「別れても、好きでいていいですか…?」

 やることはいつも唐突で大胆、頭も切れるし要領もいい。そのくせ妙なところで臆病になって、頭がいいわりに出す答えはいつも単純だ。

 子供なんだよな──櫂はそんなことを思った。一皮むいてみれば樫木美和はまだ何も知らない子供だった。怖いもの知らずで、無垢な。

 彼女は本当に、これからこの家で暮らしていくのだろうか?

 櫂には未だにその実感が伴わなかった。



 あれだけ悪戦苦闘したあげくできた夕食の食事は、カレーライスだった。

「……レシピ見てカレーね」

「うるさいなもう!」

 櫂の呟きを美和は聞き逃さなかったらしい。ダイニングテーブルにカレーを並べながら頬を膨らませた。加菜子も抗議の声をあげる。

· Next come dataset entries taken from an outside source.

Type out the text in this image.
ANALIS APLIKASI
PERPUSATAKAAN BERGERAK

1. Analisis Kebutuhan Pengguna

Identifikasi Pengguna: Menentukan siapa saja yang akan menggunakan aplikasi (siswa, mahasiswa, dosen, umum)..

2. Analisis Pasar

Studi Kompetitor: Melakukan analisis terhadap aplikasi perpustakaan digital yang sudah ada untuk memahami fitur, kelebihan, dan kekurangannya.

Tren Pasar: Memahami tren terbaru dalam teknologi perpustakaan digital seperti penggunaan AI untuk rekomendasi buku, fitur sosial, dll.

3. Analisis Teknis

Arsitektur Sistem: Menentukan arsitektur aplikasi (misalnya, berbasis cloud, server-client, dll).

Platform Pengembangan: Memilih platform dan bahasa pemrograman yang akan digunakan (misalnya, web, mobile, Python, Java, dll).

「そうよ櫂。せっかく美和ちゃんが作ってくれたんだから」

「けどな。あんな大量のカレーをいったい誰が食べるっていうんだよ」

 一つの鍋に入りきらず鍋三つ分になった大量のカレーがキッチンに置かれている。いろいろ味付けしている間に、みるみるうちに分量が多くなってしまったらしい。

 さすがにいいわけができなくなったのか、美和は囁くようにいった。